Worum geht es? Damit die Wettbewerbsunternehmen in ihren Regionen einen Anspruch auf einen eigenen VDSL-Vectoring-Ausbau im Nahbereich haben, müssen sie eine Vielzahl an Voraussetzungen erfüllen. Einen Telekom-Ausbau können diese laut Entwurf nur abwenden, wenn sie am 23. November im Anschlussbereich des Hauptverteilers mehr Kabelverzweiger mit DSL-Technik erschlossen hatten als die Telekom. (Anlage 2 zu Ziffer 1.1.1, Punkt 2b, Seite 13 [Link entfernt] ) Zusätzlich sind noch weitere Punkte einzuhalten.

Das hieße, dass in einem Anschlussbereich (ASB) - das kann ein ganzer Ort sein, in Großstädten aber auch nur ein Ortsteil - der Wettbewerber mehr Kabelverzweiger mit eigener Technik erschlossen haben müsste, als die Telekom.

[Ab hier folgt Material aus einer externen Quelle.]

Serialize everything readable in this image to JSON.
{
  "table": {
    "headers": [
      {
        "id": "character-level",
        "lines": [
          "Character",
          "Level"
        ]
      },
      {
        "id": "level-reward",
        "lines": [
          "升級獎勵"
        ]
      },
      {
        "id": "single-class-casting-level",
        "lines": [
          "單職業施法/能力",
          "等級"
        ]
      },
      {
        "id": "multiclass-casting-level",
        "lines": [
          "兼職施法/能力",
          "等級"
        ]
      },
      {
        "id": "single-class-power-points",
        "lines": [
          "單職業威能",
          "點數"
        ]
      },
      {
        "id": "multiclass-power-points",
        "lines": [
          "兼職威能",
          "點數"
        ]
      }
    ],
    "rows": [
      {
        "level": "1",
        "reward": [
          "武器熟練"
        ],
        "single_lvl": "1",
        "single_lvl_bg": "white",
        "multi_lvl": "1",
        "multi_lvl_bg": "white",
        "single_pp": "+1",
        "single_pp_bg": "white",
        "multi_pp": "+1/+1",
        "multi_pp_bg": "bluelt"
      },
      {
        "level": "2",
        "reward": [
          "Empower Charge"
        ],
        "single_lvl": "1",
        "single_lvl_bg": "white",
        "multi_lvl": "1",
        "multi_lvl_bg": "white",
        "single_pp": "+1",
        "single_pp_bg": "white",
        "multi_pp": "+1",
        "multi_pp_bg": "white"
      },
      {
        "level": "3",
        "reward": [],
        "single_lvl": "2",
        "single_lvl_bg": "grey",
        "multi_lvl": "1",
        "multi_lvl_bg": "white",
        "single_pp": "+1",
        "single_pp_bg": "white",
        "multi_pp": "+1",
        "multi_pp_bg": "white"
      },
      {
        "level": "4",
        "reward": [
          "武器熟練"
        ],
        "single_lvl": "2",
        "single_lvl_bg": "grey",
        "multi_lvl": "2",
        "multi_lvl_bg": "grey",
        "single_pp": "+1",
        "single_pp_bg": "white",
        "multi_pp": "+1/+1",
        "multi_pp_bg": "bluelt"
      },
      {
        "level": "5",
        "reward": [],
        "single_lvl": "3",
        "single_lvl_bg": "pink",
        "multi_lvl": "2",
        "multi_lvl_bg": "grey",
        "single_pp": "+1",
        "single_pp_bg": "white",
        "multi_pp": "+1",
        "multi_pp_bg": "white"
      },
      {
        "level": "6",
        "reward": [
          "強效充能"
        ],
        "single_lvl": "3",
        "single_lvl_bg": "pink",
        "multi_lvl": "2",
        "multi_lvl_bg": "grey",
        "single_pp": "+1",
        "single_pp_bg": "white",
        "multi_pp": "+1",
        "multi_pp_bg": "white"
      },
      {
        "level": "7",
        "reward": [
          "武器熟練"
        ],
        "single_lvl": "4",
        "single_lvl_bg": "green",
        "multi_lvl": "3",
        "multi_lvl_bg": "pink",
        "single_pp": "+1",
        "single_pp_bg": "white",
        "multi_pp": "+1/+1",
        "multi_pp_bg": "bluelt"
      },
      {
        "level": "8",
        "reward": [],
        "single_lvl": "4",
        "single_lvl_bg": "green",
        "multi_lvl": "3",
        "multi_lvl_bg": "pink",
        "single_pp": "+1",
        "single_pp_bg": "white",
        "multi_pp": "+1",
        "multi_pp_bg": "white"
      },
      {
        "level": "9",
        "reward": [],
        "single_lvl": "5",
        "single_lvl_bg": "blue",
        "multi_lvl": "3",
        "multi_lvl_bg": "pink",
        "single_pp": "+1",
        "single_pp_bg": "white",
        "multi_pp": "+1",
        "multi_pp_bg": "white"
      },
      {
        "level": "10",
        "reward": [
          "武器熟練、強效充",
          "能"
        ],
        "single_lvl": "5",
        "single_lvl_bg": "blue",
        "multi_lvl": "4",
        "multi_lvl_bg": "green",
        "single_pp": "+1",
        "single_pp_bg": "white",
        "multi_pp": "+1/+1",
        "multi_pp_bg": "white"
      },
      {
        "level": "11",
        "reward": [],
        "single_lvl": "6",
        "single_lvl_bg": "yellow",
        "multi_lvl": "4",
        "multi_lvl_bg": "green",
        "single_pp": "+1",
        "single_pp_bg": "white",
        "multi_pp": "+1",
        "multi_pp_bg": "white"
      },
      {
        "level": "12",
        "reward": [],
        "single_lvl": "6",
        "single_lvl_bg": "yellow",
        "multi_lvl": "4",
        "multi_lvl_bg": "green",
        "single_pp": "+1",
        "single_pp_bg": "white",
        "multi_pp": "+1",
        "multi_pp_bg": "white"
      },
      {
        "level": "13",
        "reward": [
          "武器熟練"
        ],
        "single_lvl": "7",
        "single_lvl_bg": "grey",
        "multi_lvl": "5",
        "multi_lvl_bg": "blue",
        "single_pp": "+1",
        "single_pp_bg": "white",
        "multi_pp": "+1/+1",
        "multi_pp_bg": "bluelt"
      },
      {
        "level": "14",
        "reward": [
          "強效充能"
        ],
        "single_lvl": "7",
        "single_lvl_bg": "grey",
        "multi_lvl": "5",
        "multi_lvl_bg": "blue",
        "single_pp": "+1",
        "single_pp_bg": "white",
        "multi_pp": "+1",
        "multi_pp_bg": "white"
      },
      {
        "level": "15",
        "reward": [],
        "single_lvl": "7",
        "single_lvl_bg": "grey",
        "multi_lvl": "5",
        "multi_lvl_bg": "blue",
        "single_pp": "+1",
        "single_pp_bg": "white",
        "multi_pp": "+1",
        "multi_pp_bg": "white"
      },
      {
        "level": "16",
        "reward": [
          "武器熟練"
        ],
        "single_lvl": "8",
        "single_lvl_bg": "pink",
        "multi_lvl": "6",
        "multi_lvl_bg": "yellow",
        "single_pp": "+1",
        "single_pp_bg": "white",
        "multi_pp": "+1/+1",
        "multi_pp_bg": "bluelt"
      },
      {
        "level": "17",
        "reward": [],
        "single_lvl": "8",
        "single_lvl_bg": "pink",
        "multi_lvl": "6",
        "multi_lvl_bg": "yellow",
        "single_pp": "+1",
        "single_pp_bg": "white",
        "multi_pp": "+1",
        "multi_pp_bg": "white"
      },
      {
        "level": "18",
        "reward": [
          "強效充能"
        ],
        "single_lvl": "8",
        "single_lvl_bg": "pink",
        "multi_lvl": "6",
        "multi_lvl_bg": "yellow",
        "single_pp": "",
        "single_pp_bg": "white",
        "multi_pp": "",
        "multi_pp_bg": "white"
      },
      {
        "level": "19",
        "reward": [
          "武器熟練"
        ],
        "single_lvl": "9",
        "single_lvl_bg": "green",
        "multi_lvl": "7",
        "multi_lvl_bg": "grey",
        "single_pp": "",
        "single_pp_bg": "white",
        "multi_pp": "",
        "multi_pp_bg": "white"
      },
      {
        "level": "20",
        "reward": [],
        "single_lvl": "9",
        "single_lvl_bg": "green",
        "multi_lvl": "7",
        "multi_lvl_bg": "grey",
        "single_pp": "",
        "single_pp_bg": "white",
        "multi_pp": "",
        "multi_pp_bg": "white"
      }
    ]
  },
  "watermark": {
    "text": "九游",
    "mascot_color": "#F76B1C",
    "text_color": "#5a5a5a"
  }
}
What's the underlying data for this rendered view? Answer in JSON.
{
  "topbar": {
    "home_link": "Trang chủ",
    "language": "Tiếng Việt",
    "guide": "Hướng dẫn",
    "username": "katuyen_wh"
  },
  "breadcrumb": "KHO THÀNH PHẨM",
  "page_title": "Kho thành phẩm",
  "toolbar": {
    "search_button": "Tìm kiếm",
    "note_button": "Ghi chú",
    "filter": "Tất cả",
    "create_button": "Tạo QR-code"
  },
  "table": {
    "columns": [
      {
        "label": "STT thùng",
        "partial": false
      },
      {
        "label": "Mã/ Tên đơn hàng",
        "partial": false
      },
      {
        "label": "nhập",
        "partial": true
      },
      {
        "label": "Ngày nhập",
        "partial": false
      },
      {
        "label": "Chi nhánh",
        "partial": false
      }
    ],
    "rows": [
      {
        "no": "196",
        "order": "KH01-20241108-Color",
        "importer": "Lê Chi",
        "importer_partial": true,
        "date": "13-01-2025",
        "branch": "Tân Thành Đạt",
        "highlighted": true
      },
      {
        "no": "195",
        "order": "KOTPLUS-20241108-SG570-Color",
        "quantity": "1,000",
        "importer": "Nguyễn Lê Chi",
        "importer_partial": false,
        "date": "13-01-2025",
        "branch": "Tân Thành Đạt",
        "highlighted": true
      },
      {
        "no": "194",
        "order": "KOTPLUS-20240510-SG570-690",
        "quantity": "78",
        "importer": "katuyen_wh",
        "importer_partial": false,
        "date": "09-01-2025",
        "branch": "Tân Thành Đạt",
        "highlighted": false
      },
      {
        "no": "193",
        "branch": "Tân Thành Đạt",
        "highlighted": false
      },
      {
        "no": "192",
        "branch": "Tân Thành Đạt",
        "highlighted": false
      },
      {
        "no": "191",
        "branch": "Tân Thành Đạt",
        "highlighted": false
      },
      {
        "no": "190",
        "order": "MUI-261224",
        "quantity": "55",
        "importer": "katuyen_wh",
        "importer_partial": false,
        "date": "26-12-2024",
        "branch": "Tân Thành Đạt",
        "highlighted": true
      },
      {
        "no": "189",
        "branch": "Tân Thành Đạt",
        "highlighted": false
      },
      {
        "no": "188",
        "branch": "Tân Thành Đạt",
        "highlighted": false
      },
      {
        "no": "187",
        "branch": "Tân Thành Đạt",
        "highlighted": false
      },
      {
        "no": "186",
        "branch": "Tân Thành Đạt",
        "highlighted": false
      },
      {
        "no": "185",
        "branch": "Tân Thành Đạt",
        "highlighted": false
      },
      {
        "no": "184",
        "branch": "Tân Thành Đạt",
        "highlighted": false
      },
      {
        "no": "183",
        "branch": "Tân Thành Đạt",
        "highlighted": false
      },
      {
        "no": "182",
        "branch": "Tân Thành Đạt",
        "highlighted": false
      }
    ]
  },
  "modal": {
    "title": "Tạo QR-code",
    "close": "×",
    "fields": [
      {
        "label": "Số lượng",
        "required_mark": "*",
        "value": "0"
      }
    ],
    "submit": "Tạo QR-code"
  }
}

Stehen also in einem ASB beispielsweise 100 Kabelverzweiger, von denen 30 von der Telekom, 31 von einem (!) Wettbewerber und 39 gar nicht mit VDSL versorgt sind (etwa weil sie im Nahbereich stehen), so hätte der Wettbewerber dem Entwurf zufolge das Recht, den Nahbereich mit Vectoring zu erschließen, wenn die weiteren Bedingungen auch eingehalten werden.

BNetzA spricht in Parallel-Verfahren von "absoluter Mehrheit"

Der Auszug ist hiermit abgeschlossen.